File metadata and controls

53 lines (27 loc) · 3.78 KB

Architecture

Core

/PDF

This is really just a wrapper class around a pdfminer, pymupdf and pypdf. We implement some basic visualization / export methods. Would like to migrate away from pymupdf for converting pdfs to images due to its licensing.

/Schemas

This is where we define the data models for the project. We use pydantic to define these models. This is useful for serialization and validation. Some methods in these classes need more robust testing asap. In general we prefer freezing as many attributes as possible to avoid unexpected behavior.

Elements

/Text

This module implements basic text parsing along with basic markdown support.

We parse text into markdown by looking at the font size and style charachter by charachter. This gets combined into a span which represents a string of charachters with the same styling.

Spans get combined into lines and lines get combined into elements. Elements are the basic building blocks of the document. They can be headings, paragraphs, lists of bullets, etc.

Optionally we can use PyMuPDF to OCR the document. This is not recommended as a default due to the additional computational cost and inherent inaccuracies of OCR. We're looking at integrating doctr. Early tests make this library seem very heavy and slow.

Here's an article that goes into more details on available OCR libraries.

/Tables

We implement a few different methods for table extraction.

Table Transformer can be used for both detecting tables and their contents.

PyMuPDF is also can be used to table detection and content extraction.

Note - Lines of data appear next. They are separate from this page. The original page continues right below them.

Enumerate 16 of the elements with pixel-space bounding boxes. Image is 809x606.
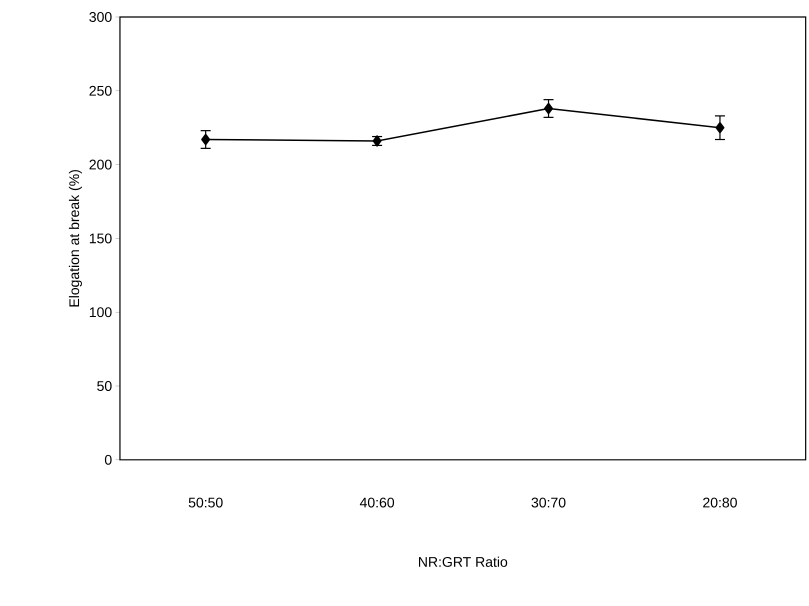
- y-axis-title: Elogation at break (%): [68, 170, 82, 307]
- x-tick-label: 50:50: [188, 498, 223, 508]
- y-tick-label: 150: [90, 234, 112, 244]
- x-tick-label: 20:80: [703, 498, 737, 508]
- y-tick-label: 50: [97, 381, 112, 392]
- point: [544, 102, 554, 114]
- y-tick-label: 200: [90, 160, 112, 170]
- y-tick-label: 300: [89, 12, 112, 22]
- x-tick-label: 30:70: [532, 498, 566, 508]
- x-axis-title: NR:GRT Ratio: [418, 556, 508, 568]
- y-tick-label: 0: [104, 454, 112, 465]
- y-tick-label: 250: [90, 86, 112, 96]
- y-tick-label: 100: [90, 307, 112, 318]
- x-tick-label: 40:60: [360, 498, 394, 508]
- point: [201, 134, 210, 146]
- point: [715, 122, 724, 134]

Lastly unitable is our recommended approach for table extraction. It is a transformers based approach with state-of-the-art performance. Unfortunately, its performance is hindered by the fact that we still need to use the table-transformers model to detect table bounding boxes. Table Transformers's performance leaves a lot to be desired and may miss some tables or crop them incorrectly. If you're aware of a stronger perfoming model, please let us know.

We're also looking at speeding unitable up. This can either be done by quantizing the model or by using the smaller, 70M parameter model they released. Unfortunately, the smaller model was not fine tuned so this is holding us back from implementing it. You can see the published paper here.

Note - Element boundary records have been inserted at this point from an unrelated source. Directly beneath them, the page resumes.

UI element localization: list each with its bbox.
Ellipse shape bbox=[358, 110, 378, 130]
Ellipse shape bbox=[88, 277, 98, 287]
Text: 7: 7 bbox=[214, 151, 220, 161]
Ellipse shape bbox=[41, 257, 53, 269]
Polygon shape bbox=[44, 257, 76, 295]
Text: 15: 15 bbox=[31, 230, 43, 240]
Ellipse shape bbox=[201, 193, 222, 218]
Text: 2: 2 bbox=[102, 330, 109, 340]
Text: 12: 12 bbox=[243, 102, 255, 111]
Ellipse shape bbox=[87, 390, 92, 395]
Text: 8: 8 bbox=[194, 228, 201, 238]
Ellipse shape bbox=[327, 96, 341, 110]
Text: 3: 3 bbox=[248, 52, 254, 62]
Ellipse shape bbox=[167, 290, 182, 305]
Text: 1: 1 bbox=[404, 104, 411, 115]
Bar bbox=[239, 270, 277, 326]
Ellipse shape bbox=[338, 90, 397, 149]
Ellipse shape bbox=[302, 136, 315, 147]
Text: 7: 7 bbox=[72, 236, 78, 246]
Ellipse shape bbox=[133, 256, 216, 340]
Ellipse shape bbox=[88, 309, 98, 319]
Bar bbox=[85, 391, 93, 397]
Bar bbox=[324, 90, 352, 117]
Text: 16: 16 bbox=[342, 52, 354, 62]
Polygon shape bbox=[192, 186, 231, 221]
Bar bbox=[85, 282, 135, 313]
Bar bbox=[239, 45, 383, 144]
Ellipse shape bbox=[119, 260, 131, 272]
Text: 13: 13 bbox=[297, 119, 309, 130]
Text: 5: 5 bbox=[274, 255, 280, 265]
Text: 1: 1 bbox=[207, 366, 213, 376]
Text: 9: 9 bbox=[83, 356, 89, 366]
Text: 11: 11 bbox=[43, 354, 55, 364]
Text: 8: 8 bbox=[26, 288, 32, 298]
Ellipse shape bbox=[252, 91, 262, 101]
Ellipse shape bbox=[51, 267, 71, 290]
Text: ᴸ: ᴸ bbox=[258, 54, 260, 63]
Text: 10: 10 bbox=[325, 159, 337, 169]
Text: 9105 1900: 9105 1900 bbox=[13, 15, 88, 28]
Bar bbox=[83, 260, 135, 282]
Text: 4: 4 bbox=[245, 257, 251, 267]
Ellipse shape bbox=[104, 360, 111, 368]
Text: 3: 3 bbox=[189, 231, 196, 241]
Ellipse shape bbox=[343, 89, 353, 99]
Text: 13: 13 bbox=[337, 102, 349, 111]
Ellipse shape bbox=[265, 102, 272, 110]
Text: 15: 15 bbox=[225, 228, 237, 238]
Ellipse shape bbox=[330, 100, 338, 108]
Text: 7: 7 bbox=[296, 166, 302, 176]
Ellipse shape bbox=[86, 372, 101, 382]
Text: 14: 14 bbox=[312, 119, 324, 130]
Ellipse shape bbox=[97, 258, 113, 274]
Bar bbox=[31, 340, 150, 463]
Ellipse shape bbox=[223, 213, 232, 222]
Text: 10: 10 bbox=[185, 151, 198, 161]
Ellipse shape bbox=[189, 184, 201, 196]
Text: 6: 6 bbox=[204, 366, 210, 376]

A ton of credit goes to the unitable team - they've done an amazing job making their research reproducible. You can find the original repository with full training code here.

Processing Pipeline

/Processing

This is mostly a collection of fast heuristics to combine and split elements. The main idea is to have a fast and simple way to process the data. We looked into more complex methods like Layout Parser Documentation but did not find the result compelling enough to full integrate.

We also have a semantic processing pipeline that uses embeddings to cluster similar nodes together. This is powerful but we need to look into more robust ways to cluster these since we currently hardcode similarity thresholds.

You can implement you own rules by defining a subclass of ProcessingStep and adding a process method. This method should take a list of nodes and return a list of nodes.

Then you can add this to the pipeline by calling add_step on the DocumentParser object or create a new pipeline object with your custom steps.

This can be done by subclassing ProcessingPipeline and adding your custom steps to the transformations attribute.